2. Formal delivery of the accords to Congress for the effects of point 5, of "Executive Power".

- 2 of November 2009
1. Appointment of the Verification Commission

- Beginning with the signing of the present Accord and no later than the 5 of November
1. Appointment and installation of the Government of Unity and National Reconciliation

- 27 of January 2010
1. Celebrate the transfer of government

- First half of 2010
1. Formation of the Truth Commission

===Final Declaration===
In the name of reconciliation and the patriotic spirit that has convened us at the table of dialogue, we commit to complete in good faith the present Accord and that which derives from it.

The world is witness to that demonstration of unity and peace, to which we commit our civic conscience, and patriotic devotation. Together, we shall know to demonstrate our valor and determination to fortify the State of Law and construct a tolerant, pluralistic, and democratic society.

We sign the present Accord in the city of Tegucigalpa, Honduras, the 30th of October 2009.

===Acknowledgement===
We take advantage of the occasion to thank the accompaniment of the good offices of the international community, in particular the OAS, and its Secretary General, Jose Miguel Insulza, the Missions of Chancellors of the Hemisphere; the President of Costa Rica, Oscar Arias Sanchez; the ultimate government of the United States, its president Barack Obama; and its Secretary of State, Hillary Clinton.
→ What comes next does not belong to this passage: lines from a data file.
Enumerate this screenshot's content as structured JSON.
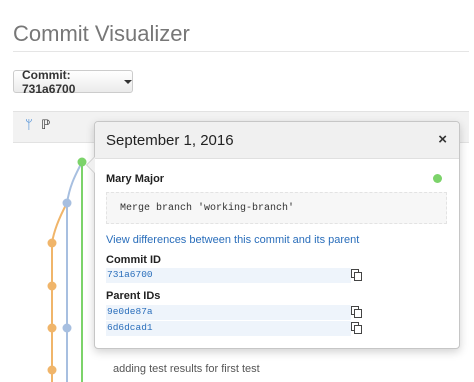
{
  "page": {
    "title": "Commit Visualizer"
  },
  "commit_selector": {
    "label": "Commit: 731a6700"
  },
  "toolbar": {
    "icons": [
      "branch-fork-icon",
      "branch-merge-icon"
    ]
  },
  "graph": {
    "colors": {
      "green": "#7cd36a",
      "blue": "#a7bfe0",
      "orange": "#f0b56a",
      "blue_line": "#a7bfe0"
    }
  },
  "log": {
    "visible_message": "adding test results for first test"
  },
  "popover": {
    "date": "September 1, 2016",
    "close_label": "×",
    "author": "Mary Major",
    "status_color": "#7cd36a",
    "message": "Merge branch 'working-branch'",
    "diff_link": "View differences between this commit and its parent",
    "commit_id_label": "Commit ID",
    "commit_id": "731a6700",
    "parent_ids_label": "Parent IDs",
    "parent_ids": [
      "9e0de87a",
      "6d6dcad1"
    ]
  }
}
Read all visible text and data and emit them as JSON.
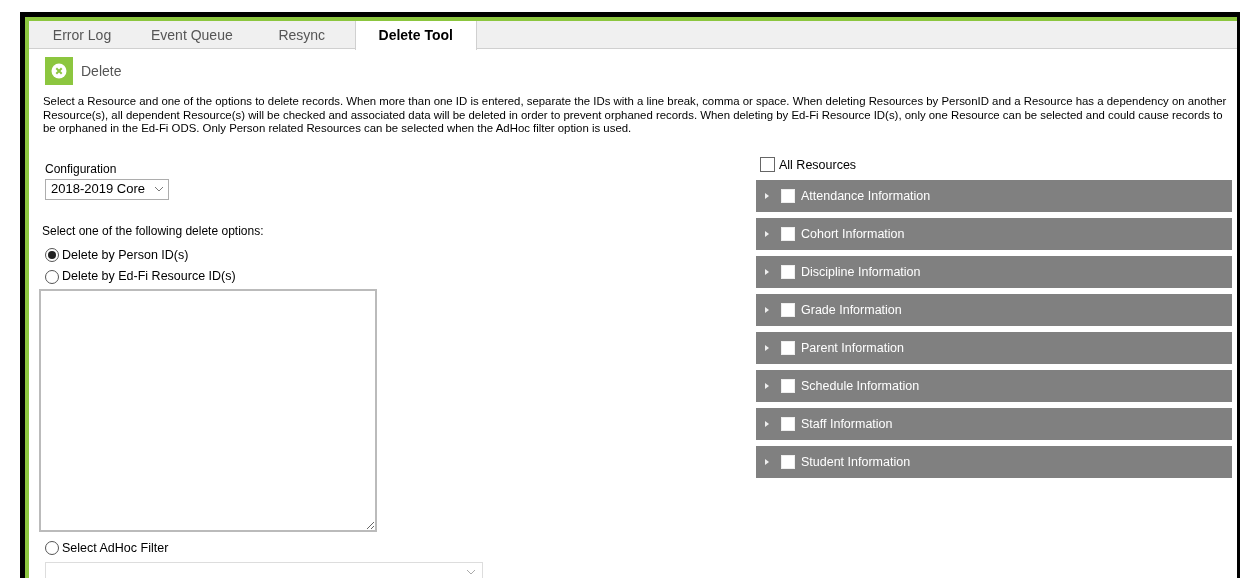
{
  "tabs": [
    {
      "label": "Error Log",
      "selected": false
    },
    {
      "label": "Event Queue",
      "selected": false
    },
    {
      "label": "Resync",
      "selected": false
    },
    {
      "label": "Delete Tool",
      "selected": true
    }
  ],
  "toolbar": {
    "button": "Delete"
  },
  "description": "Select a Resource and one of the options to delete records. When more than one ID is entered, separate the IDs with a line break, comma or space. When deleting Resources by PersonID and a Resource has a dependency on another Resource(s), all dependent Resource(s) will be checked and associated data will be deleted in order to prevent orphaned records. When deleting by Ed-Fi Resource ID(s), only one Resource can be selected and could cause records to be orphaned in the Ed-Fi ODS. Only Person related Resources can be selected when the AdHoc filter option is used.",
  "configuration": {
    "label": "Configuration",
    "value": "2018-2019 Core"
  },
  "options_label": "Select one of the following delete options:",
  "options": [
    {
      "label": "Delete by Person ID(s)",
      "selected": true
    },
    {
      "label": "Delete by Ed-Fi Resource ID(s)",
      "selected": false
    }
  ],
  "adhoc": {
    "label": "Select AdHoc Filter",
    "selected": false
  },
  "all_resources": {
    "label": "All Resources",
    "checked": false
  },
  "resources": [
    {
      "label": "Attendance Information",
      "checked": false,
      "expanded": false
    },
    {
      "label": "Cohort Information",
      "checked": false,
      "expanded": false
    },
    {
      "label": "Discipline Information",
      "checked": false,
      "expanded": false
    },
    {
      "label": "Grade Information",
      "checked": false,
      "expanded": false
    },
    {
      "label": "Parent Information",
      "checked": false,
      "expanded": false
    },
    {
      "label": "Schedule Information",
      "checked": false,
      "expanded": false
    },
    {
      "label": "Staff Information",
      "checked": false,
      "expanded": false
    },
    {
      "label": "Student Information",
      "checked": false,
      "expanded": false
    }
  ]
}
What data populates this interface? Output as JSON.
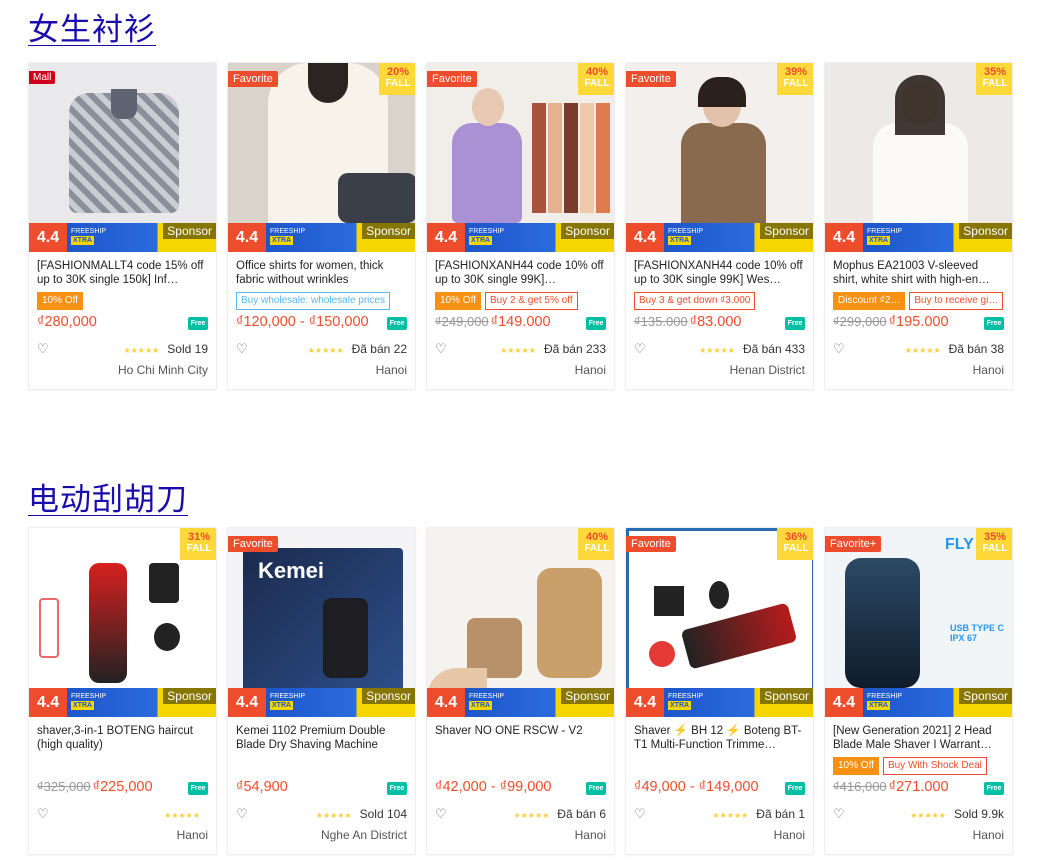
{
  "sections": [
    {
      "title": "女生衬衫",
      "cards": [
        {
          "ribbon": "Mall",
          "ribbon_type": "mall",
          "discount": "",
          "title": "[FASHIONMALLT4 code 15% off up to 30K single 150k] Inf…",
          "tags": [
            {
              "text": "10% Off",
              "style": "solid"
            }
          ],
          "old_price": "",
          "price": "₫280,000",
          "sold": "Sold 19",
          "location": "Ho Chi Minh City",
          "sponsor": "Sponsor",
          "img": "shirt-print"
        },
        {
          "ribbon": "Favorite",
          "ribbon_type": "fav",
          "discount": "20%",
          "title": "Office shirts for women, thick fabric without wrinkles",
          "tags": [
            {
              "text": "Buy wholesale: wholesale prices",
              "style": "blue"
            }
          ],
          "old_price": "",
          "price": "₫120,000 - ₫150,000",
          "sold": "Đã bán 22",
          "location": "Hanoi",
          "sponsor": "Sponsor",
          "img": "white-blouse"
        },
        {
          "ribbon": "Favorite",
          "ribbon_type": "fav",
          "discount": "40%",
          "title": "[FASHIONXANH44 code 10% off up to 30K single 99K]…",
          "tags": [
            {
              "text": "10% Off",
              "style": "solid"
            },
            {
              "text": "Buy 2 & get 5% off",
              "style": "outline"
            }
          ],
          "old_price": "₫249,000",
          "price": "₫149.000",
          "sold": "Đã bán 233",
          "location": "Hanoi",
          "sponsor": "Sponsor",
          "img": "purple-shirt"
        },
        {
          "ribbon": "Favorite",
          "ribbon_type": "fav",
          "discount": "39%",
          "title": "[FASHIONXANH44 code 10% off up to 30K single 99K] Wes…",
          "tags": [
            {
              "text": "Buy 3 & get down ₫3.000",
              "style": "outline"
            }
          ],
          "old_price": "₫135.000",
          "price": "₫83.000",
          "sold": "Đã bán 433",
          "location": "Henan District",
          "sponsor": "Sponsor",
          "img": "brown-shirt"
        },
        {
          "ribbon": "",
          "ribbon_type": "",
          "discount": "35%",
          "title": "Mophus EA21003 V-sleeved shirt, white shirt with high-en…",
          "tags": [
            {
              "text": "Discount ₫2…",
              "style": "solid"
            },
            {
              "text": "Buy to receive gi…",
              "style": "outline"
            }
          ],
          "old_price": "₫299,000",
          "price": "₫195.000",
          "sold": "Đã bán 38",
          "location": "Hanoi",
          "sponsor": "Sponsor",
          "img": "white-shirt"
        }
      ]
    },
    {
      "title": "电动刮胡刀",
      "cards": [
        {
          "ribbon": "",
          "ribbon_type": "",
          "discount": "31%",
          "title": "shaver,3-in-1 BOTENG haircut (high quality)",
          "tags": [],
          "old_price": "₫325,000",
          "price": "₫225,000",
          "sold": "",
          "location": "Hanoi",
          "sponsor": "Sponsor",
          "img": "red-shaver"
        },
        {
          "ribbon": "Favorite",
          "ribbon_type": "fav",
          "discount": "",
          "title": "Kemei 1102 Premium Double Blade Dry Shaving Machine",
          "tags": [],
          "old_price": "",
          "price": "₫54,900",
          "sold": "Sold 104",
          "location": "Nghe An District",
          "sponsor": "Sponsor",
          "img": "kemei-box"
        },
        {
          "ribbon": "",
          "ribbon_type": "",
          "discount": "40%",
          "title": "Shaver NO ONE RSCW - V2",
          "tags": [],
          "old_price": "",
          "price": "₫42,000 - ₫99,000",
          "sold": "Đã bán 6",
          "location": "Hanoi",
          "sponsor": "Sponsor",
          "img": "gold-shaver"
        },
        {
          "ribbon": "Favorite",
          "ribbon_type": "fav",
          "discount": "36%",
          "title": "Shaver ⚡ BH 12 ⚡ Boteng BT- T1 Multi-Function Trimme…",
          "tags": [],
          "old_price": "",
          "price": "₫49,000 - ₫149,000",
          "sold": "Đã bán 1",
          "location": "Hanoi",
          "sponsor": "Sponsor",
          "img": "boteng-kit"
        },
        {
          "ribbon": "Favorite+",
          "ribbon_type": "fav",
          "discount": "35%",
          "title": "[New Generation 2021] 2 Head Blade Male Shaver I Warrant…",
          "tags": [
            {
              "text": "10% Off",
              "style": "solid"
            },
            {
              "text": "Buy With Shock Deal",
              "style": "outline"
            }
          ],
          "old_price": "₫416,000",
          "price": "₫271.000",
          "sold": "Sold 9.9k",
          "location": "Hanoi",
          "sponsor": "Sponsor",
          "img": "fly-shaver"
        }
      ]
    }
  ],
  "promo": {
    "badge": "4.4",
    "freeship": "FREESHIP",
    "xtra": "XTRA",
    "fall": "FALL"
  },
  "colors": {
    "accent": "#ee4d2d",
    "link": "#1a0dab",
    "stars": "#ffce3d",
    "freeship": "#00bfa5"
  }
}
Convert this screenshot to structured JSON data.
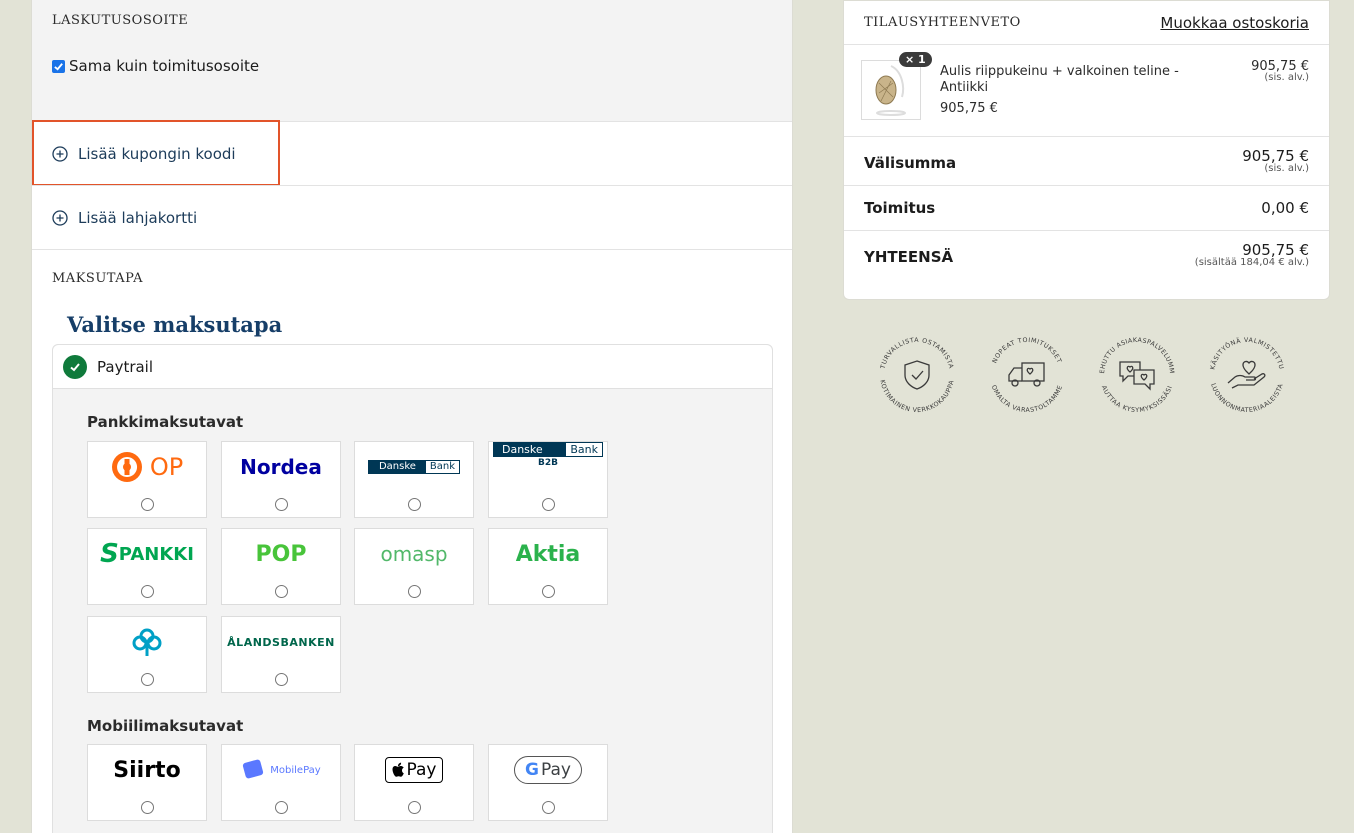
{
  "billing": {
    "title": "LASKUTUSOSOITE",
    "same_as_shipping_label": "Sama kuin toimitusosoite",
    "same_as_shipping_checked": true
  },
  "coupon": {
    "label": "Lisää kupongin koodi"
  },
  "giftcard": {
    "label": "Lisää lahjakortti"
  },
  "payment": {
    "title": "MAKSUTAPA",
    "heading": "Valitse maksutapa",
    "provider": "Paytrail",
    "bank_group_title": "Pankkimaksutavat",
    "banks": [
      {
        "name": "OP",
        "icon": "op-logo"
      },
      {
        "name": "Nordea",
        "icon": "nordea-logo"
      },
      {
        "name": "Danske Bank",
        "icon": "danske-logo"
      },
      {
        "name": "Danske Bank B2B",
        "icon": "danske-b2b-logo"
      },
      {
        "name": "S-PANKKI",
        "icon": "spankki-logo"
      },
      {
        "name": "POP",
        "icon": "pop-logo"
      },
      {
        "name": "omaSP",
        "icon": "omasp-logo"
      },
      {
        "name": "Aktia",
        "icon": "aktia-logo"
      },
      {
        "name": "Säästöpankki",
        "icon": "saastopankki-logo"
      },
      {
        "name": "ÅLANDSBANKEN",
        "icon": "alandsbanken-logo"
      }
    ],
    "mobile_group_title": "Mobiilimaksutavat",
    "mobile": [
      {
        "name": "Siirto",
        "icon": "siirto-logo"
      },
      {
        "name": "MobilePay",
        "icon": "mobilepay-logo"
      },
      {
        "name": "Apple Pay",
        "icon": "applepay-logo"
      },
      {
        "name": "Google Pay",
        "icon": "googlepay-logo"
      }
    ],
    "logo_text": {
      "op": "OP",
      "nordea": "Nordea",
      "danske": "Danske",
      "bank": "Bank",
      "b2b": "B2B",
      "spankki": "PANKKI",
      "pop": "POP",
      "omasp": "omasp",
      "aktia": "Aktia",
      "alandsbanken": "ÅLANDSBANKEN",
      "siirto": "Siirto",
      "mobilepay": "MobilePay",
      "applepay": "Pay",
      "googlepay": "Pay"
    }
  },
  "summary": {
    "title": "TILAUSYHTEENVETO",
    "edit_link": "Muokkaa ostoskoria",
    "product": {
      "quantity": "× 1",
      "name": "Aulis riippukeinu + valkoinen teline - Antiikki",
      "unit_price": "905,75 €",
      "line_total": "905,75 €",
      "vat_note": "(sis. alv.)"
    },
    "subtotal_label": "Välisumma",
    "subtotal_value": "905,75 €",
    "subtotal_note": "(sis. alv.)",
    "shipping_label": "Toimitus",
    "shipping_value": "0,00 €",
    "total_label": "YHTEENSÄ",
    "total_value": "905,75 €",
    "total_note": "(sisältää 184,04 € alv.)"
  },
  "badges": [
    {
      "top": "TURVALLISTA OSTAMISTA",
      "bottom": "KOTIMAINEN VERKKOKAUPPA",
      "icon": "shield-check-icon"
    },
    {
      "top": "NOPEAT TOIMITUKSET",
      "bottom": "OMALTA VARASTOLTAMME",
      "icon": "truck-icon"
    },
    {
      "top": "KEHUTTU ASIAKASPALVELUMME",
      "bottom": "AUTTAA KYSYMYKSISSÄSI",
      "icon": "chat-heart-icon"
    },
    {
      "top": "KÄSITYÖNÄ VALMISTETTU",
      "bottom": "LUONNONMATERIAALEISTA",
      "icon": "hand-heart-icon"
    }
  ],
  "colors": {
    "accent_navy": "#163e68",
    "highlight_orange": "#e2542a",
    "check_green": "#0f7a3b",
    "page_bg": "#e2e3d6"
  }
}
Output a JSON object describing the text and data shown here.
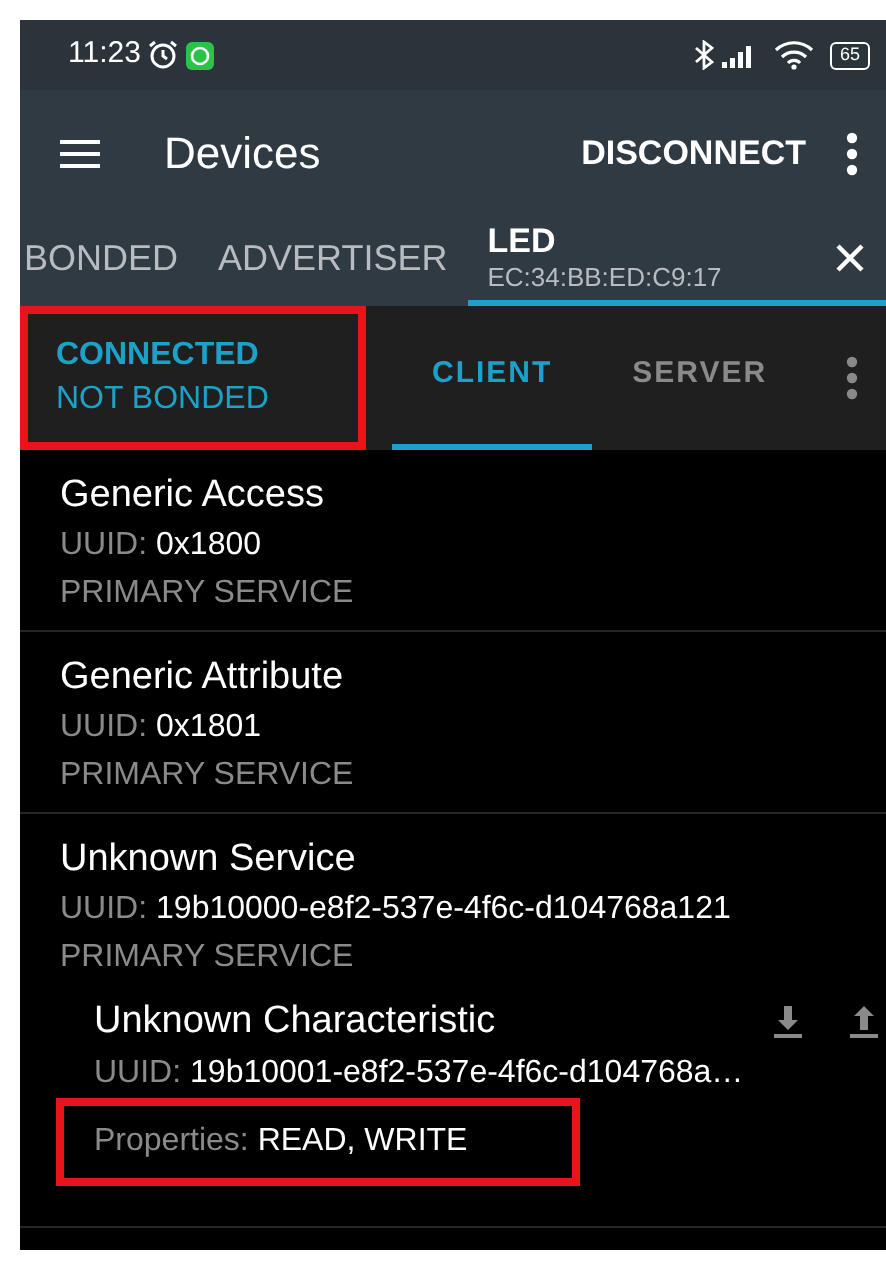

===The entry into effectiveness of the Tegucigalpa/San Jose Accord===
For internal effects, the Accord has full effectiveness from its signing.

For effects of protocol and ceremony, there will be carried out a public act of signing on the 2nd of November 2009.

== Failure of the accord ==

Micheletti asked Zelaya to provide him with a list of candidates from which Micheletti could select members of a unity government. Zelaya chose not to give a list of candidates, arguing that he himself should be at the head of any unity government; several of the other parties did submit names for consideration. Zelaya also stated that the Congress was unacceptably delaying the agreed-upon vote on his restoration.

Zelaya had hoped to be back in office by November 5, the deadline for the two sides to establish a power-sharing government. "By Thursday, the government of national unity should be installed", he said in a meeting broadcast by Radio Globo. "By that day, point No. 5 has to be resolved", he added, referring to the clause of the agreement that covers his return to office. In fact, the accord did not establish a firm deadline by which Congress has to make a final decision on Zelaya's reinstatement, Organization of American States Political Affairs Secretary Victor Rico noted following Zelaya's comments. "There is no timeframe for Zelaya to return to office", he said. "Only Congress can make that determination."

When Micheletti announced he had formed what he called the unity government without input from Zelaya, Zelaya declared the agreement "dead" early on November 6. Diplomats from the United States then attempted to revive the pact, through public statements and private meetings with the two parties. Zelaya insisted that he would not accept any deal to restore him to office if it meant that he had to recognize the elections as a prerequisite of returning to power.